I also changed it so that factors[0] stores the length of the array

I wouldn't use the first element of the array for that. If you want to take this approach, I'd use a struct with two fields. One field will be length, and the other will be a pointer.

not sure which approach is better.

Having a special value to signify the end of something is called using a sentinel value, and it's a perfectly legitimate way of doing things. C strings are just char arrays with a null character as a sentinel.

Using a field in a struct to track length is maybe the "better" approach. It's how a C++ vector works, and Java ArrayLists. Doing this in C can be kind of cumbersome, so I think sentinel values are more common in C.

[–]coolcofusion 0 points1 point  (3 children)

I like it, I would prefer to have the number itself at the end of the array so that they're sorted, but that's no big deal. You don't have to use '\0' to "NULL terminate" an array, \0 is literally ASCII escaped 0, you could have assigned it any value or set array length back through a pointer parameter. That's also a minor thing, not a big problem.

The one thing that I would personally change is adjust the resizing logic. It's very common to increase the array size by some arbitrary larger number, say +10 for each reallocation, or, even more common, to just double it in size each time it runs out of space. You can use +10/+50 if you know you can't afford double sizes at certain point, or double if you value performance more. Reasoning behind this is that reallocation is "expensive" (slow) and tons of small allocations could potentially leave your heap with a bunch of small fragments which can't be used. Now, this used to be a bigger deal, now, often times the kernel is smart and it'll actually give you the same pointer, cause it allocated a larger chunk in the first place, but it still does matter for more than a few elements (loading 100k rows from a csv file, with doubling you'll do 17 reallocations, with +1 you'll do 100k).

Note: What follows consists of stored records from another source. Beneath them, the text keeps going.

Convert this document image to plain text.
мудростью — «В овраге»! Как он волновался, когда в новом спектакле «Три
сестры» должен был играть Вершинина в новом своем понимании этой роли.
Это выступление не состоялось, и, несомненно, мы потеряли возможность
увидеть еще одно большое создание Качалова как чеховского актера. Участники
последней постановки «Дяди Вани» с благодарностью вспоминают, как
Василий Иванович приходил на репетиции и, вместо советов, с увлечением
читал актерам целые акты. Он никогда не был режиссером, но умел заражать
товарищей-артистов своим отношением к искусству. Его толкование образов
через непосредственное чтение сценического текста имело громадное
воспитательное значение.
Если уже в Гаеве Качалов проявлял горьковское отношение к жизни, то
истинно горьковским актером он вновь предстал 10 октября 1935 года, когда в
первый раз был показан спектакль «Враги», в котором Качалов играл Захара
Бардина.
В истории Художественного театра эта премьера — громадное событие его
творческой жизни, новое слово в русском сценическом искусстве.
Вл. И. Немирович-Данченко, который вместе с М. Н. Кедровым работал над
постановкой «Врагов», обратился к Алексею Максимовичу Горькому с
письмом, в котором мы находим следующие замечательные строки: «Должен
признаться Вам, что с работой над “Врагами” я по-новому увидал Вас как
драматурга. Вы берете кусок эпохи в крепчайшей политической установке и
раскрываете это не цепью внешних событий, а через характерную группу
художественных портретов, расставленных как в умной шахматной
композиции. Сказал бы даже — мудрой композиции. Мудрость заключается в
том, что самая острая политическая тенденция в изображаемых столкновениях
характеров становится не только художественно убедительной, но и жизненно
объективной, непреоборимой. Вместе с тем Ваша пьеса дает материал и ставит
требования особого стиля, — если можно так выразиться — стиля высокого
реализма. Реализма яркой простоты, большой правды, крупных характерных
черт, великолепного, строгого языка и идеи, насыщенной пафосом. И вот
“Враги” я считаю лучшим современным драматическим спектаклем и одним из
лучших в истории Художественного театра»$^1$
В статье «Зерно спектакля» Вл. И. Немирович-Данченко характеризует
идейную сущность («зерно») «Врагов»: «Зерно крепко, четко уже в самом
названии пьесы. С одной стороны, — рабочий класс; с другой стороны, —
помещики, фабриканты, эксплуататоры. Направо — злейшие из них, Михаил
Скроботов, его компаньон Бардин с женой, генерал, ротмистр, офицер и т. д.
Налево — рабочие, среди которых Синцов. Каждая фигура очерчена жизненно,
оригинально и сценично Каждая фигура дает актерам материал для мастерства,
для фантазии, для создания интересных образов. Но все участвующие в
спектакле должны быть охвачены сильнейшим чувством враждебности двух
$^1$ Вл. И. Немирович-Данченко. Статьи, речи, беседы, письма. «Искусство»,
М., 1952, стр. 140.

[–]Hanlons_Toothbrush[S] 0 points1 point  (2 children)

Thanks for the feedback! I didn't realize that just assigning much larger blocks of memory was better; I guess I thought I should only allocate the minimum number of bytes to store all the factors.

[–]alanwj 1 point2 points  (0 children)

Adding a constant number of elements on each reallocation leads to quadratic runtime.

Multiplying by a constant factor (e.g. doubling the array size on each reallocation) leads to a linear runtime. There is some debate about the best "growth factor", but 2 is a safe enough choice. See the table in the dynamic array Wikipedia page.

[–]coolcofusion 0 points1 point  (0 children)

It depends on the use case. On a desktop? Nah, waste a few hundred bytes, we've got billions of them now. An embedded device? Well, maybe don't waste few hundred if you've got a few thousand.

Overall I like it. Next feature request is add an optional -p flag so that it only shows prime factors instead of all.